Serving and retired Chinese military officers as well as state media have questioned whether China's armed forces are too corrupt to fight and win a war.
When they're right, they're right.
Of course, we have a different enemy within that could hamper our military in a war:
China is experiencing the problem of having a sizable military with lots of new and shiny equipment that may not be able to fight effectively against anything but a clearly inferior enemy.
While we don't have the problem with corruption that China has in their military, I do worry that a zero-tolerance environment that punishes mistakes by ending careers will cripple our military leadership by making our Army (and other services) so cautious about avoiding mistakes that we will be unable to readily defeat anything but a clearly inferior enemy. So troop readiness is only one aspect of making sure our Army is ready to fight.
I wrote about a small example of this zero-defects mentality.

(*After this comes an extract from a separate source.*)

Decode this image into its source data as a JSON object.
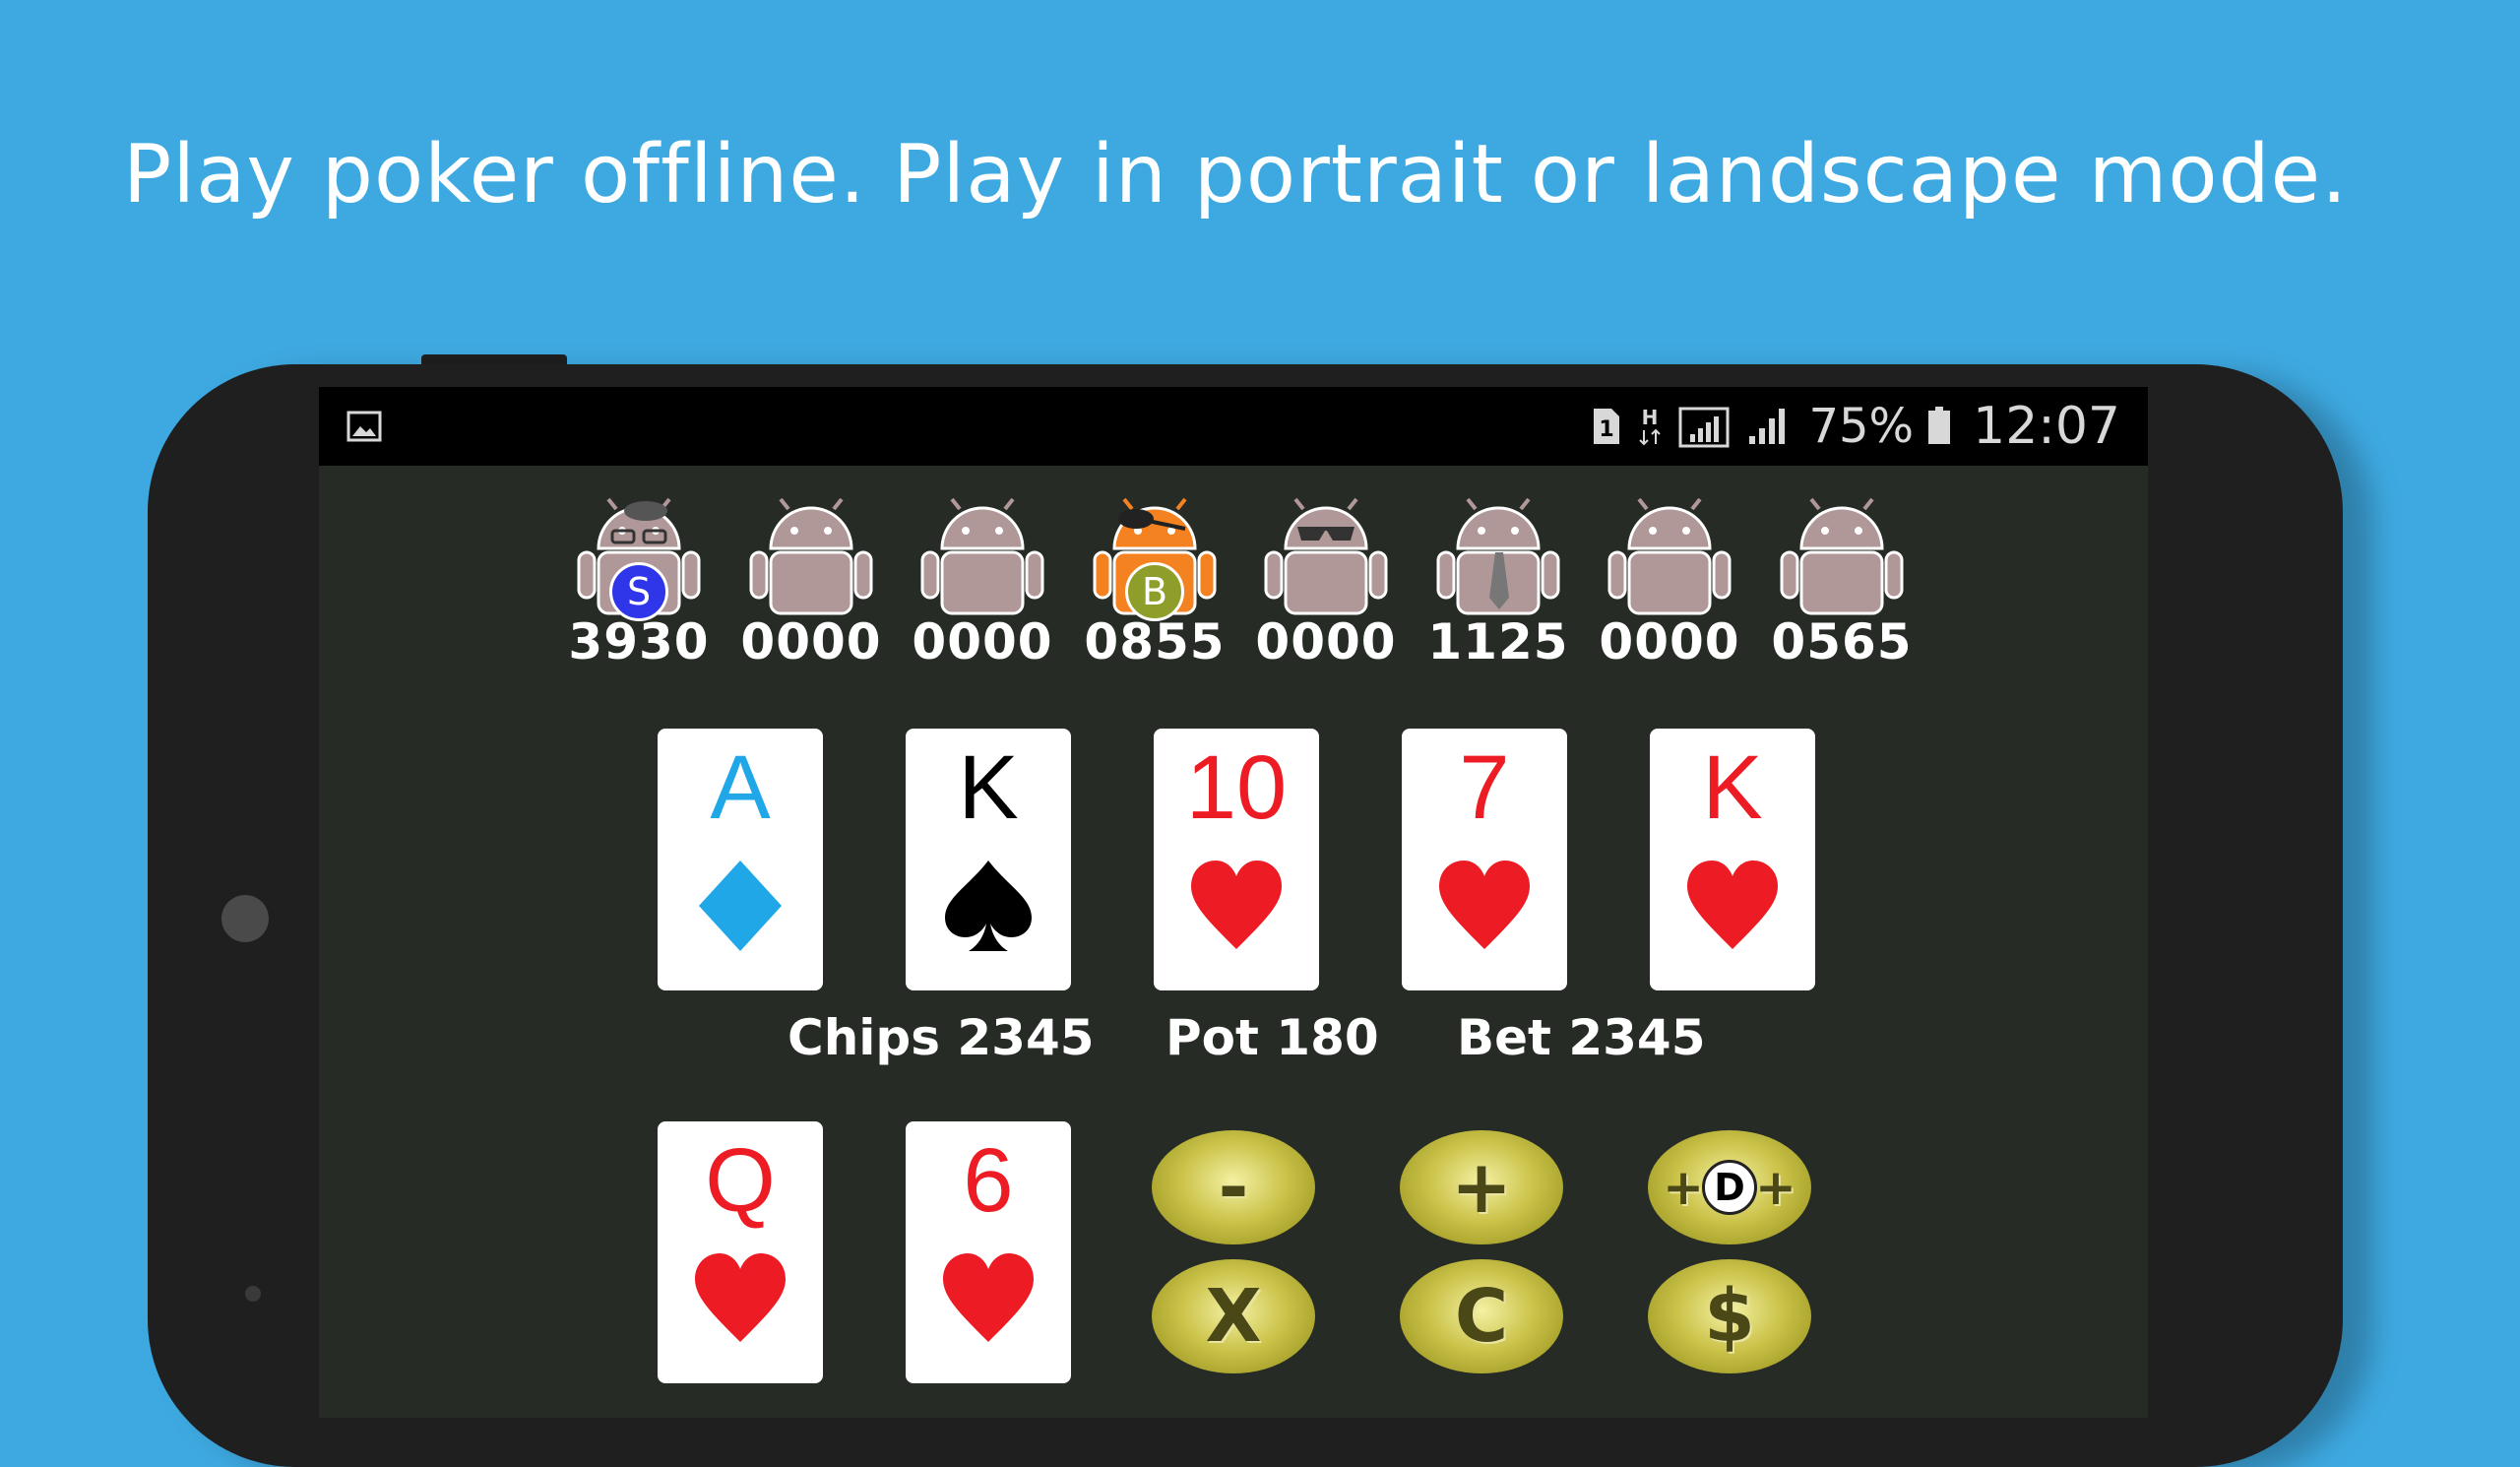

In that incident, a military reader saw an earlier post about and embarrassing link on an Army site and made relevant superiors aware of the mistake. But instead of correcting the problem those superiors made things worse by making sure it wasn't possible to have the discretion to repeat that problem. Now I rarely read that site, Stand-To!
So while we can take some comfort that China's military isn't as good as it looks, let's not get smug and complacent by thinking we are immune to problems that could have similar results.